So I've been looking. And as I've written previously, I have a difficult time with knowing what I'd be good for. Add in that I don't want to just jump to a job because it's there (I COULD run a Family Dollar, but I'd be miserable in a matter of days)... But I did stumble on a position that is seemingly perfect for my abilities in NYC. I promptly submitted a resume and a cover letter, and sent a follow-up note to their recruiting manager a few days later. The response (paraphrased):
"Thanks for reaching out! We're currently reviewing the submissions and will be contacting people for interviews soon. By the way, when are you moving back to New York?"
That last question threw me for a loop. They are apparently interested enough to ask when I'm moving back. I responded back, saying the timeline is very flexible and dependent on landing a position, but I do have arrangements for temporary quarters while I get myself situated (read: hire me and I'm there when you need me... I have a few friends who owe me favors!). I offered to fly up for an interview. And so we wait. Another day or two and I'll send up another follow-up. I really want this job -- aside from the lovely benefit of moving back to NYC, it's a position I deeply believe I would be tremendously successful in. I'm trying to play my hand smartly -- persistent enough to be on their minds, without crossing over into desperation or harassment territory. That's a delicate balance! I'm confident that if I get an interview, I'll get the job.

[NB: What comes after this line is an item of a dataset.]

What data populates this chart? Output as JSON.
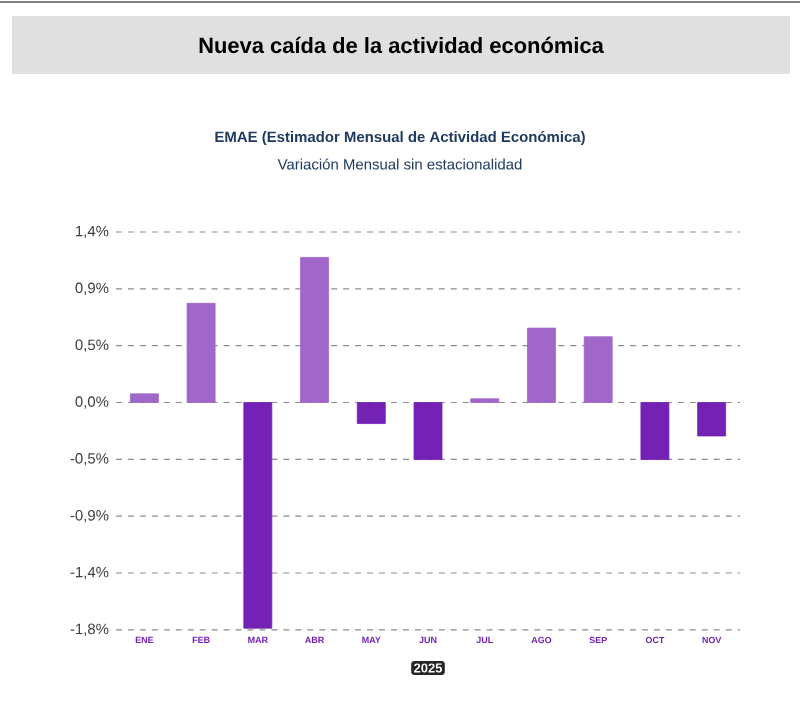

My other prospects are pretty quiet. There are plenty of positions I can do and be great at but getting past that first cut is difficult. I have a great resume but there's only so much you can fit into one page. Plus, in these times, there's a lot of competition... there are plenty of people who are better qualified for the things I'm going out for, but they wouldn't necessarily be better at the job. It's a catch-22.
All the while, I'm trying to stay balanced and get as much done at my current job as possible, knowing that tomorrow could be the day it all ends. I'm eligible for unemployment, but that's only a luxury for about two days and a weekend.
Oh, and I have traffic court on Tuesday for getting hit by a truck. Unending joy.
1 comment:
Remember that your support system is still behind you. Let me know what you need to be successful here, and we'll make it happen.